Daß die Behörden im vorliegenden Falle von der Rückforderung hätten Abstand nehmen müssen, kann nicht anerkannt werden. Es mag sein, daß zwischen dem Bekanntwerden der die Überzahlung begründenden Tatsachen und den Bescheiden vom 23. Dezember 1959 ein Zeitraum von mehr als einem Jahr lag. Indessen konnte durch den Zeitablauf allein eine Verwirkung des Rückforderungsrechts nicht eintreten; denn die Verwirkung setzt neben dem Zeitablauf ein treuwidriges Verhalten voraus. Daß die Behörden hier treuwidrig mit der Entscheidung so lange zugewartet hätten, daß eine Rückforderung gänzlich ausgeschlossen wäre, ist aber nicht ausreichend festgestellt. Der in diesem Zusammenhang gebrachte Hinweis auf die Jahresfrist zur Erhebung der verwaltungsgerichtlichen Klage (§ 58 Abs. 2 VwGO) geht fehl. Bei dieser Frist handelt es sich um eine gesetzliche Ausschlußfrist, der zwar ähnliche Überlegungen wie der Verwirkung zugrunde liegen mögen, die aber anders als die Verwirkung den Umständen des einzelnen Falles nicht die ausschlaggebende Bedeutung beimißt.
Im vorliegenden Falle war indessen eine Ermessensbetätigung der Ausgleichsbehörden zugunsten des Klägers nicht ausgeschlossen.

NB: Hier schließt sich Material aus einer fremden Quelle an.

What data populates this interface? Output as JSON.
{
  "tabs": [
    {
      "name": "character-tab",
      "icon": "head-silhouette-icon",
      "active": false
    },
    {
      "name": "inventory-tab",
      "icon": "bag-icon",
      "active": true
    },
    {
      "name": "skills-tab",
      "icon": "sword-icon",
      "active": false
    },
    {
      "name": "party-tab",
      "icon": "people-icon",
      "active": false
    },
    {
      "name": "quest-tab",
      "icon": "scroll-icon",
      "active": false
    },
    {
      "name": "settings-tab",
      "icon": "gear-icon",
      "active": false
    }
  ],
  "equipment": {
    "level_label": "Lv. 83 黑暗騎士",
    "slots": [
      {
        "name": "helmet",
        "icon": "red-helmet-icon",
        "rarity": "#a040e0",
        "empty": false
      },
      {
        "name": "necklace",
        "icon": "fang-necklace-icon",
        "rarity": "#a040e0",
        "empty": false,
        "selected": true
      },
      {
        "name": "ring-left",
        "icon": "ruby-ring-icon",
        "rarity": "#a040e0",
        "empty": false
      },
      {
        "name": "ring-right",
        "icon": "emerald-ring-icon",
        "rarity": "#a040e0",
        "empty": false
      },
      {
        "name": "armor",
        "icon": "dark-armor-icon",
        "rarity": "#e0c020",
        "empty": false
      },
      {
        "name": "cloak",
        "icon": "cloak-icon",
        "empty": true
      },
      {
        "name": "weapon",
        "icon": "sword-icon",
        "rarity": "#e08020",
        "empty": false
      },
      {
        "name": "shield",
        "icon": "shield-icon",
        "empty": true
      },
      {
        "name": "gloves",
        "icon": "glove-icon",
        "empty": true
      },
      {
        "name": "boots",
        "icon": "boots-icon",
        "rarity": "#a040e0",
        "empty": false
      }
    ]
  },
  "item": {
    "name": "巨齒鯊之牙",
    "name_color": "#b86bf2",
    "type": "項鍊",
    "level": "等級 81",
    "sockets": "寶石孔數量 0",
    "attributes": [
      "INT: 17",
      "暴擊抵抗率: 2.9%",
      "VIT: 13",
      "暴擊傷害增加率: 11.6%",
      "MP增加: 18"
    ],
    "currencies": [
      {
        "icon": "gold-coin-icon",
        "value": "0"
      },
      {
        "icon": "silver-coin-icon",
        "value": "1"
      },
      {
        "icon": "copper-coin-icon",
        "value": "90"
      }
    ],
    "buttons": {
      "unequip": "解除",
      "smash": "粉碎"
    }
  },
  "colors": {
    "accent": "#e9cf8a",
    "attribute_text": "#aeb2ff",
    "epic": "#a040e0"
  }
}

Hierbei bedarf das Verhalten des Klägers keiner näheren Erörterung. Auch kann auf sich beruhen, ob bei der Rückforderung überzahlter Leistungen im allgemeinen allein auf das Verschulden des Leistungsempfängers und die Ursächlichkeit seines Verhaltens für die eingetretene Überzahlung abzustellen ist. Im vorliegenden Falle war nämlich auch das Verhalten der mit der Bewilligung der Ausbildungshilfe befaßten Behörden mit in Betracht zu ziehen, und schon deshalb, weil dies nicht geschehen ist, leiden die behördlichen Bescheide an einem Mangel, der zu ihrer Aufhebung führen muß.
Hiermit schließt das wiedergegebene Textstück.